The reason for this, as many tech-bros around here know, lies in how CPU and GPU architectures differ. CPU architecture is built on time-slicing and MIMD instructions (Multiple Instruction, Multiple Data), while GPU groups its super-stellar type of instruction, SIMD (Single Instruction, Multiple Data ), into warps (NVIDIA-like) or wavefronts (AMD-like).
From an easy abstract algebra point of view, the reason that GPU and CPU screw up each other lies in the impossible perfect mapping (morphisms) of CPU code into GPU code. Why? Take the easy explanation for category theory: CPU deals with objects (processing units) and arrows (operations) on different data streams in MIMD. Each processing unit (object) can execute different operations (arrows) on independent data streams. So, you have here, instead of a massive amount of threads (GPU), a massive amount of independent categories. From this mathematical perspective, a CPU is nothing more than a lot of independent operations, each with a diverse composition of morphisms, generating a vast number of independent execution paths (and saying ‘a lot’ is still an understatement).

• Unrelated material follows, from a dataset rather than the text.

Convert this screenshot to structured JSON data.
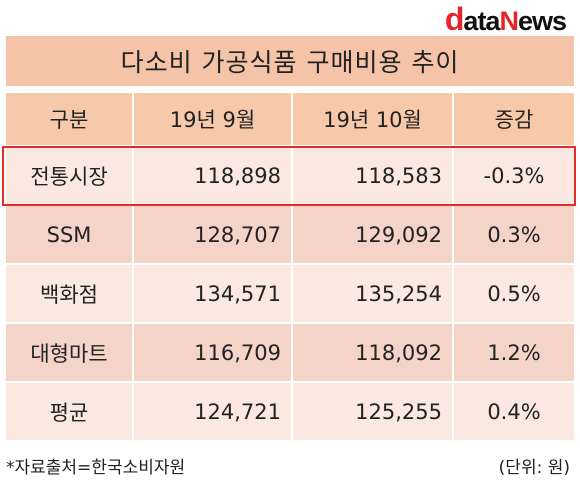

In contrast, GPU with its SIMD involves only a single operation (arrow in category terms) applied simultaneously across multiple data elements (in category terms: objects). This can be seen as a single category where the same morphism is applied across various objects in parallel (for the math-savvy tech-bros, in reality, we have here an endomorphism operating in the same category, kinda casting the same object into different types in traditional checked-type programming).

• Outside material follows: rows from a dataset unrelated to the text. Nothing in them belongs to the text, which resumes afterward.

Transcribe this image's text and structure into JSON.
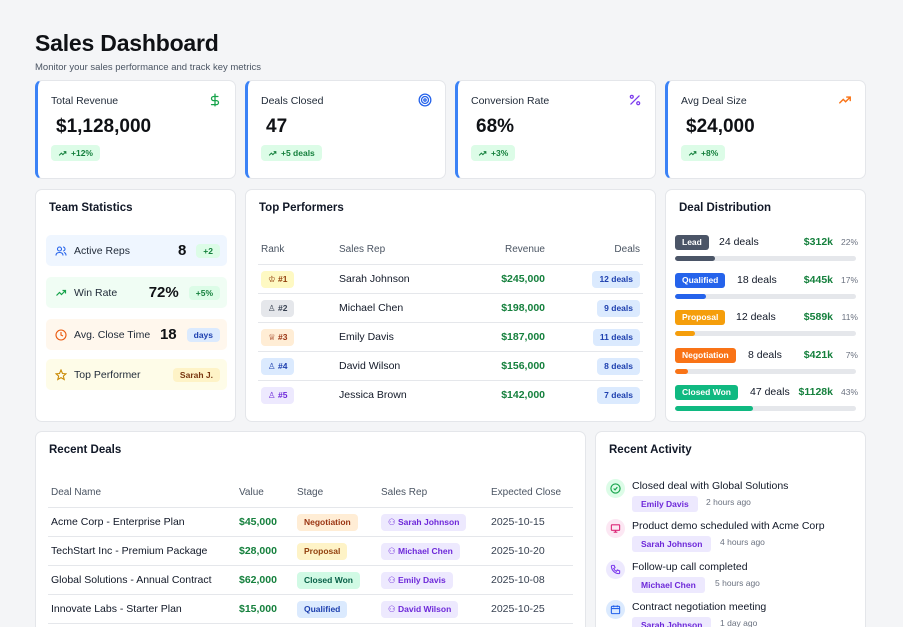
{
  "header": {
    "title": "Sales Dashboard",
    "subtitle": "Monitor your sales performance and track key metrics"
  },
  "kpis": [
    {
      "label": "Total Revenue",
      "value": "$1,128,000",
      "delta": "+12%",
      "icon": "dollar-icon"
    },
    {
      "label": "Deals Closed",
      "value": "47",
      "delta": "+5 deals",
      "icon": "target-icon"
    },
    {
      "label": "Conversion Rate",
      "value": "68%",
      "delta": "+3%",
      "icon": "percent-icon"
    },
    {
      "label": "Avg Deal Size",
      "value": "$24,000",
      "delta": "+8%",
      "icon": "trending-up-icon"
    }
  ],
  "team": {
    "title": "Team Statistics",
    "rows": [
      {
        "label": "Active Reps",
        "value": "8",
        "badge": "+2"
      },
      {
        "label": "Win Rate",
        "value": "72%",
        "badge": "+5%"
      },
      {
        "label": "Avg. Close Time",
        "value": "18",
        "badge": "days"
      },
      {
        "label": "Top Performer",
        "value": "",
        "badge": "Sarah J."
      }
    ]
  },
  "performers": {
    "title": "Top Performers",
    "headers": {
      "rank": "Rank",
      "rep": "Sales Rep",
      "revenue": "Revenue",
      "deals": "Deals"
    },
    "rows": [
      {
        "rank": "#1",
        "rep": "Sarah Johnson",
        "revenue": "$245,000",
        "deals": "12 deals"
      },
      {
        "rank": "#2",
        "rep": "Michael Chen",
        "revenue": "$198,000",
        "deals": "9 deals"
      },
      {
        "rank": "#3",
        "rep": "Emily Davis",
        "revenue": "$187,000",
        "deals": "11 deals"
      },
      {
        "rank": "#4",
        "rep": "David Wilson",
        "revenue": "$156,000",
        "deals": "8 deals"
      },
      {
        "rank": "#5",
        "rep": "Jessica Brown",
        "revenue": "$142,000",
        "deals": "7 deals"
      }
    ]
  },
  "distribution": {
    "title": "Deal Distribution",
    "rows": [
      {
        "stage": "Lead",
        "count": "24 deals",
        "amount": "$312k",
        "pct": "22%",
        "fraction": 0.22,
        "color": "#4b5567"
      },
      {
        "stage": "Qualified",
        "count": "18 deals",
        "amount": "$445k",
        "pct": "17%",
        "fraction": 0.17,
        "color": "#2563eb"
      },
      {
        "stage": "Proposal",
        "count": "12 deals",
        "amount": "$589k",
        "pct": "11%",
        "fraction": 0.11,
        "color": "#f59e0b"
      },
      {
        "stage": "Negotiation",
        "count": "8 deals",
        "amount": "$421k",
        "pct": "7%",
        "fraction": 0.07,
        "color": "#f97316"
      },
      {
        "stage": "Closed Won",
        "count": "47 deals",
        "amount": "$1128k",
        "pct": "43%",
        "fraction": 0.43,
        "color": "#10b981"
      }
    ]
  },
  "recent_deals": {
    "title": "Recent Deals",
    "headers": {
      "name": "Deal Name",
      "value": "Value",
      "stage": "Stage",
      "rep": "Sales Rep",
      "close": "Expected Close"
    },
    "rows": [
      {
        "name": "Acme Corp - Enterprise Plan",
        "value": "$45,000",
        "stage": "Negotiation",
        "rep": "Sarah Johnson",
        "close": "2025-10-15"
      },
      {
        "name": "TechStart Inc - Premium Package",
        "value": "$28,000",
        "stage": "Proposal",
        "rep": "Michael Chen",
        "close": "2025-10-20"
      },
      {
        "name": "Global Solutions - Annual Contract",
        "value": "$62,000",
        "stage": "Closed Won",
        "rep": "Emily Davis",
        "close": "2025-10-08"
      },
      {
        "name": "Innovate Labs - Starter Plan",
        "value": "$15,000",
        "stage": "Qualified",
        "rep": "David Wilson",
        "close": "2025-10-25"
      }
    ]
  },
  "activity": {
    "title": "Recent Activity",
    "items": [
      {
        "title": "Closed deal with Global Solutions",
        "who": "Emily Davis",
        "time": "2 hours ago",
        "icon": "check-circle-icon"
      },
      {
        "title": "Product demo scheduled with Acme Corp",
        "who": "Sarah Johnson",
        "time": "4 hours ago",
        "icon": "presentation-icon"
      },
      {
        "title": "Follow-up call completed",
        "who": "Michael Chen",
        "time": "5 hours ago",
        "icon": "phone-icon"
      },
      {
        "title": "Contract negotiation meeting",
        "who": "Sarah Johnson",
        "time": "1 day ago",
        "icon": "calendar-icon"
      }
    ]
  }
}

Ok, now, after this brief excursion into the realm of category theory, we are ready to understand the core of the problem of why Parallelism used in CPU sucks when transferred to GPU:
MIMD architectures support complex, branching operations where each processor can follow a different execution path. Translating this to SIMD would require aligning these diverse paths into a single, unified operation ( kinda a catamorphism from the general morphism of MIMD to the endomorphism within SIMD, not a trivial task, I tell you). The morphisms with MIMD allow processors to operate independently without waiting for others. SIMD requires data and operation synchronization across all processing elements, introducing complexity in aligning independent MIMD operations into a SIMD framework. And thus, my tech-bros, we lose the flexibility and independence in MIMD lost in SIMD.
So, next time, don’t mix them up, and you will be rewarded with several orders of magnitude in performance.